Той же осенью сильно одряхлевший в пути чёрный поп Ермоген с иконой Спаса Нерукотворного добрался до Усть-Киренского Троицкого монастыря, который начинал строить двадцать три года назад, из которого двадцать лет как ушёл с этой самой иконой. Из прежних чернецов, строивших монастырь, в живых оставался только Иосиф, теперь он был старцем в чине строителя. Умер, оставленный Ермогеном вместо себя Варлаам, перемерла вся бывшая при нём братия. Теперь под началом Иосифа молились и трудились сорок пять чернецов, больных и увечных стариков.
– Примите мя, грешного и блудного сына! – пал на колени Ермоген перед воротами монастыря, был узнан Иосифом и местными жителями, с состраданием и почётом принят в монастырь.

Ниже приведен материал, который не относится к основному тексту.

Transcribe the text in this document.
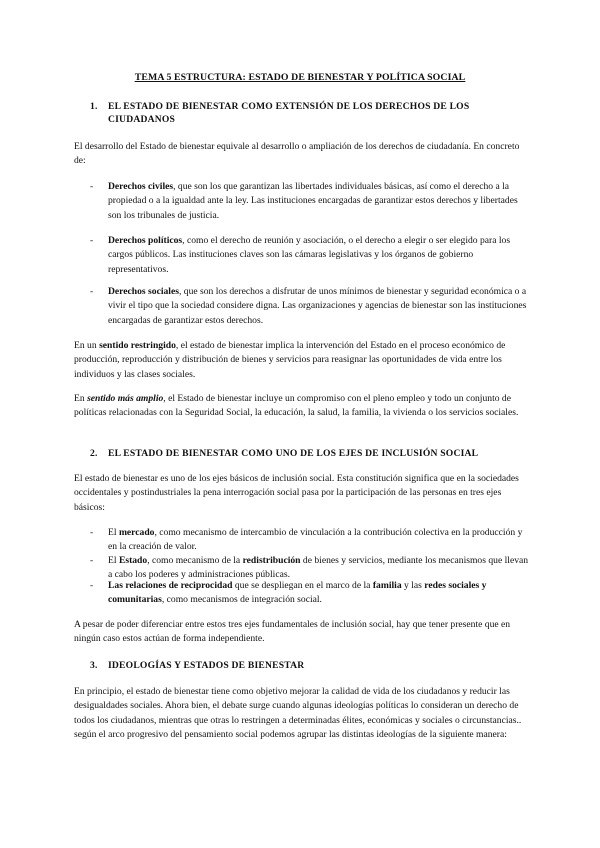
TEMA 5 ESTRUCTURA: ESTADO DE BIENESTAR Y POLÍTICA SOCIAL
1.	EL ESTADO DE BIENESTAR COMO EXTENSIÓN DE LOS DERECHOS DE LOS CIUDADANOS

El desarrollo del Estado de bienestar equivale al desarrollo o ampliación de los derechos de ciudadanía. En concreto de:

- Derechos civiles, que son los que garantizan las libertades individuales básicas, así como el derecho a la propiedad o a la igualdad ante la ley. Las instituciones encargadas de garantizar estos derechos y libertades son los tribunales de justicia.

- Derechos políticos, como el derecho de reunión y asociación, o el derecho a elegir o ser elegido para los cargos públicos. Las instituciones claves son las cámaras legislativas y los órganos de gobierno representativos.

- Derechos sociales, que son los derechos a disfrutar de unos mínimos de bienestar y seguridad económica o a vivir el tipo que la sociedad considere digna. Las organizaciones y agencias de bienestar son las instituciones encargadas de garantizar estos derechos.

En un sentido restringido, el estado de bienestar implica la intervención del Estado en el proceso económico de producción, reproducción y distribución de bienes y servicios para reasignar las oportunidades de vida entre los individuos y las clases sociales.

En sentido más amplio, el Estado de bienestar incluye un compromiso con el pleno empleo y todo un conjunto de políticas relacionadas con la Seguridad Social, la educación, la salud, la familia, la vivienda o los servicios sociales.

2.	EL ESTADO DE BIENESTAR COMO UNO DE LOS EJES DE INCLUSIÓN SOCIAL

El estado de bienestar es uno de los ejes básicos de inclusión social. Esta constitución significa que en la sociedades occidentales y postindustriales la pena interrogación social pasa por la participación de las personas en tres ejes básicos:

- El mercado, como mecanismo de intercambio de vinculación a la contribución colectiva en la producción y en la creación de valor.

- El Estado, como mecanismo de la redistribución de bienes y servicios, mediante los mecanismos que llevan a cabo los poderes y administraciones públicas.

- Las relaciones de reciprocidad que se despliegan en el marco de la familia y las redes sociales y comunitarias, como mecanismos de integración social.

A pesar de poder diferenciar entre estos tres ejes fundamentales de inclusión social, hay que tener presente que en ningún caso estos actúan de forma independiente.

3.	IDEOLOGÍAS Y ESTADOS DE BIENESTAR

En principio, el estado de bienestar tiene como objetivo mejorar la calidad de vida de los ciudadanos y reducir las desigualdades sociales. Ahora bien, el debate surge cuando algunas ideologías políticas lo consideran un derecho de todos los ciudadanos, mientras que otras lo restringen a determinadas élites, económicas y sociales o circunstancias.. según el arco progresivo del pensamiento social podemos agrupar las distintas ideologías de la siguiente manera:
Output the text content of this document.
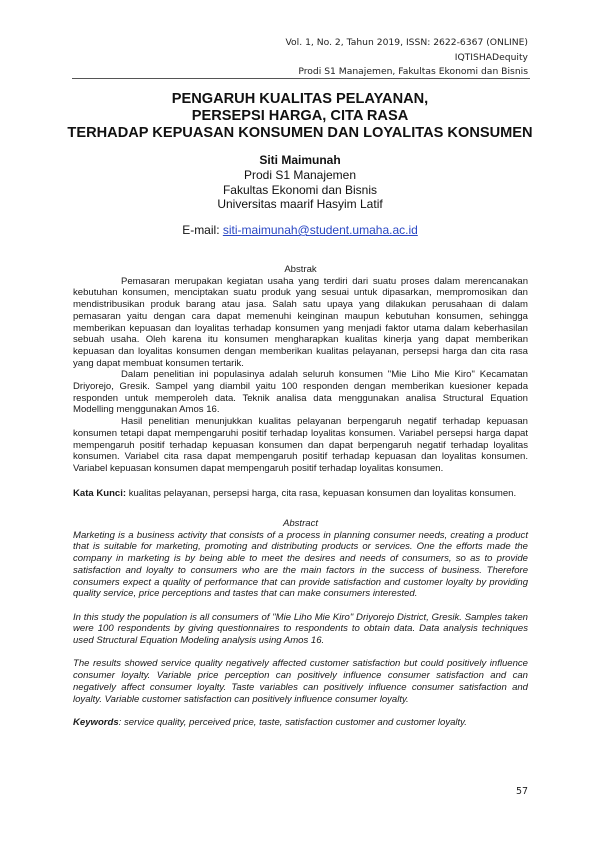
Vol. 1, No. 2, Tahun 2019, ISSN: 2622-6367 (ONLINE)
IQTISHADequity
Prodi S1 Manajemen, Fakultas Ekonomi dan Bisnis
PENGARUH KUALITAS PELAYANAN,
PERSEPSI HARGA, CITA RASA
TERHADAP KEPUASAN KONSUMEN DAN LOYALITAS KONSUMEN
Siti Maimunah
Prodi S1 Manajemen
Fakultas Ekonomi dan Bisnis
Universitas maarif Hasyim Latif
E-mail: siti-maimunah@student.umaha.ac.id
Abstrak

Pemasaran merupakan kegiatan usaha yang terdiri dari suatu proses dalam merencanakan kebutuhan konsumen, menciptakan suatu produk yang sesuai untuk dipasarkan, mempromosikan dan mendistribusikan produk barang atau jasa. Salah satu upaya yang dilakukan perusahaan di dalam pemasaran yaitu dengan cara dapat memenuhi keinginan maupun kebutuhan konsumen, sehingga memberikan kepuasan dan loyalitas terhadap konsumen yang menjadi faktor utama dalam keberhasilan sebuah usaha. Oleh karena itu konsumen mengharapkan kualitas kinerja yang dapat memberikan kepuasan dan loyalitas konsumen dengan memberikan kualitas pelayanan, persepsi harga dan cita rasa yang dapat membuat konsumen tertarik.

Dalam penelitian ini populasinya adalah seluruh konsumen "Mie Liho Mie Kiro" Kecamatan Driyorejo, Gresik. Sampel yang diambil yaitu 100 responden dengan memberikan kuesioner kepada responden untuk memperoleh data. Teknik analisa data menggunakan analisa Structural Equation Modelling menggunakan Amos 16.

Hasil penelitian menunjukkan kualitas pelayanan berpengaruh negatif terhadap kepuasan konsumen tetapi dapat mempengaruhi positif terhadap loyalitas konsumen. Variabel persepsi harga dapat mempengaruh positif terhadap kepuasan konsumen dan dapat berpengaruh negatif terhadap loyalitas konsumen. Variabel cita rasa dapat mempengaruh positif terhadap kepuasan dan loyalitas konsumen. Variabel kepuasan konsumen dapat mempengaruh positif terhadap loyalitas konsumen.

Kata Kunci: kualitas pelayanan, persepsi harga, cita rasa, kepuasan konsumen dan loyalitas konsumen.
Abstract

Marketing is a business activity that consists of a process in planning consumer needs, creating a product that is suitable for marketing, promoting and distributing products or services. One the efforts made the company in marketing is by being able to meet the desires and needs of consumers, so as to provide satisfaction and loyalty to consumers who are the main factors in the success of business. Therefore consumers expect a quality of performance that can provide satisfaction and customer loyalty by providing quality service, price perceptions and tastes that can make consumers interested.

In this study the population is all consumers of "Mie Liho Mie Kiro" Driyorejo District, Gresik. Samples taken were 100 respondents by giving questionnaires to respondents to obtain data. Data analysis techniques used Structural Equation Modeling analysis using Amos 16.

The results showed service quality negatively affected customer satisfaction but could positively influence consumer loyalty. Variable price perception can positively influence consumer satisfaction and can negatively affect consumer loyalty. Taste variables can positively influence consumer satisfaction and loyalty. Variable customer satisfaction can positively influence consumer loyalty.

Keywords: service quality, perceived price, taste, satisfaction customer and customer loyalty.

57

В это же время Москва получила срочное известие об осаде и сдаче Албазина. Царица Софья Алексеевна и глава Посольского приказа, её всесильный фаворит и боярин, князь Василий Голицын, решили согласовать с императором Китая обоюдную отправку дипломатов для заключения мирного договора о разграничении территорий.
В Албазине до холодов предзимника ноября пашенные не восстанавливали своих заимок, промышленные далеко от Албазинской крепости не ходили, казаки не искали прежних ясачников. Пока не заледенела почва, все рыли землю, укладывали стены, но успели поднять их только на три с половиной метра. Вернувшийся вместе с албазинцами гулящий Вторка углублял колодец. Вода в нём держалась уже едва ли не в пояс коротконогому колодезнику. Хоромных строений в крепости срубили совсем мало: оружейная изба, пороховой погреб, обложенный камнями, и сама церковь были надёжно упрятаны под землю. С холодами и снегом казаки решили, что нападений не будет до следующего лета. Пашенные разошлись восстанавливать свои заимки, промышленные – в тайгу на промыслы. Казаки зимовали в острожных куренях, отрытых в грунте внутреннего вала, и всю зиму продолжали укреплять бастионы с бойницами.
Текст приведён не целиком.